La droite est plus inquiète. « Ce texte est dangereux pour la démocratie et nos territoires », lance Aurélien Pradié, député Les Républicains. « Aujourd’hui je peux aller au contact des habitants de ma circonscription. Demain, avec le redécoupage, je ne pourrai plus le faire. Emmanuel Macron souhaite déconnecter les députés du terrain pour mettre toujours plus au pas le Parlement ». Le député LR Sébastien Huyghe ajoute : « Le député est un élu national accessible localement. La diminution du nombre de parlementaires va remettre en cause cette fonction ».

« Certains députés fonctionnent avec l’idée que le député est un élu local. Il doit être à l’écoute de son territoire, certes, mais c’est un élu national. On ne peut rester avec l’idée d’un député à l’ancienne qui est aussi maire et qui va aider untel à trouver un logement… Il faut rentrer dans une certaine modernité », répond Erwan Balanant, député MoDem.

« Que ce soit difficile à faire voter, je suis sûr que non. Que ce soit difficile à vivre… »

La « modernité » sera-t-elle un argument suffisant pour obliger les députés de la majorité à se sacrifier ? « Ça va être une boucherie », prévient à FranceInfo Alain Marleix, ancien secrétaire d’Etat aux collectivités territoriales, qui a participé au précédent redécoupage de la carte électorale en 2009. « Quoi qu’il arrive, Emmanuel Macron ne pourra pas recaser toute sa majorité. Il va falloir couper des têtes ».

« Cela risque de faire des étincelles dans le groupe car on va devoir se bouffer entre nous », s’inquiète un député LREM au Monde. « Si certains députés ont des interrogations, je les incite vivement à regarder notre programme présidentiel. Cette mesure y figure en bonne place. C’est le prix à payer pour réformer nos institutions », répond Florent Boudié.

« Que ce soit difficile à faire voter, je suis sûr que non. Que ce soit difficile à vivre… Je ne peux pas sonder les reins et les cœurs. On peut concevoir au moment de passer à l’acte que certains puissent ressentir un certain pincement. Mais personne ne pourra arguer la surprise », abonde Gilles Le Gendre, vice-président du groupe LREM.

« J’y vois un nouveau challenge, être le meilleur possible pour faire un second mandat », s’amuse Erwan Balanant. « D’autant qu’un certain nombre d’entre-nous ont déjà annoncé qu’ils ne feraient qu’un seul mandat ».
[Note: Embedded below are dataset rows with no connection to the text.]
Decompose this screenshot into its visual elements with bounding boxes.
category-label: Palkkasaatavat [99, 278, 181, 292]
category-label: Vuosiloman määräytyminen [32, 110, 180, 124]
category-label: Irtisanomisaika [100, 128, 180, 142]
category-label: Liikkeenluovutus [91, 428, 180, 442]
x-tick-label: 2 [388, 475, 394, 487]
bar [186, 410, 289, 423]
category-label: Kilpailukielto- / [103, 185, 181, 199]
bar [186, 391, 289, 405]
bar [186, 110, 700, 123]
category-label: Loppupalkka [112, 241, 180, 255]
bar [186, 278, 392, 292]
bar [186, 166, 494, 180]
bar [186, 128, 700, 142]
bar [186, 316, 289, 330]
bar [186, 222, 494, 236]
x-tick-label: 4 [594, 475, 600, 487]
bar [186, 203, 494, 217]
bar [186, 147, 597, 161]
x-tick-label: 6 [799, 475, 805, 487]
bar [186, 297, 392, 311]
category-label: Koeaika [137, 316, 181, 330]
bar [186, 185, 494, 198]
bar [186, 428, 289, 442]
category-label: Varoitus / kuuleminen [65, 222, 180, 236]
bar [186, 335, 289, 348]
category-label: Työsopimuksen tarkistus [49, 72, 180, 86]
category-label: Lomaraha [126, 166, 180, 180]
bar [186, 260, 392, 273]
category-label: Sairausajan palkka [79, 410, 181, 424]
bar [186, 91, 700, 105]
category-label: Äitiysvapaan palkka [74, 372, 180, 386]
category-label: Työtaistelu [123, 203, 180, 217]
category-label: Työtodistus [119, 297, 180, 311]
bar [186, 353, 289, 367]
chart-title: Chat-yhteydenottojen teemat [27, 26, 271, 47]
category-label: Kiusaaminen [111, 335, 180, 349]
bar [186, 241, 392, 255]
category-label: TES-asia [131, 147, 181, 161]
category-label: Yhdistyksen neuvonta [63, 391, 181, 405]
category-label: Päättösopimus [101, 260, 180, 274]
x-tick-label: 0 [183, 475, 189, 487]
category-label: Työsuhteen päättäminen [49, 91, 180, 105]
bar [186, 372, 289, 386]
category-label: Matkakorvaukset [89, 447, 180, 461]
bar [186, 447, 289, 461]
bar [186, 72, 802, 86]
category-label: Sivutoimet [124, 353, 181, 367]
« Un tiers des députés va devoir se faire hara-kiri. Ce n’est jamais très agréable », ironise Alain Tourret. « Mais les Municipales [en 2020] pourraient être un lot de consolation ». Le parlementaire s’inquiète d’une autre conséquence. « Des surprises pourront arriver à partir du moment où le parti majoritaire [qui décide des investitures] n’aura plus d’influence sur le député dont la circonscription sera supprimée. Ces élus pourront dans la seconde partie du quinquennat reprendre leur indépendance ».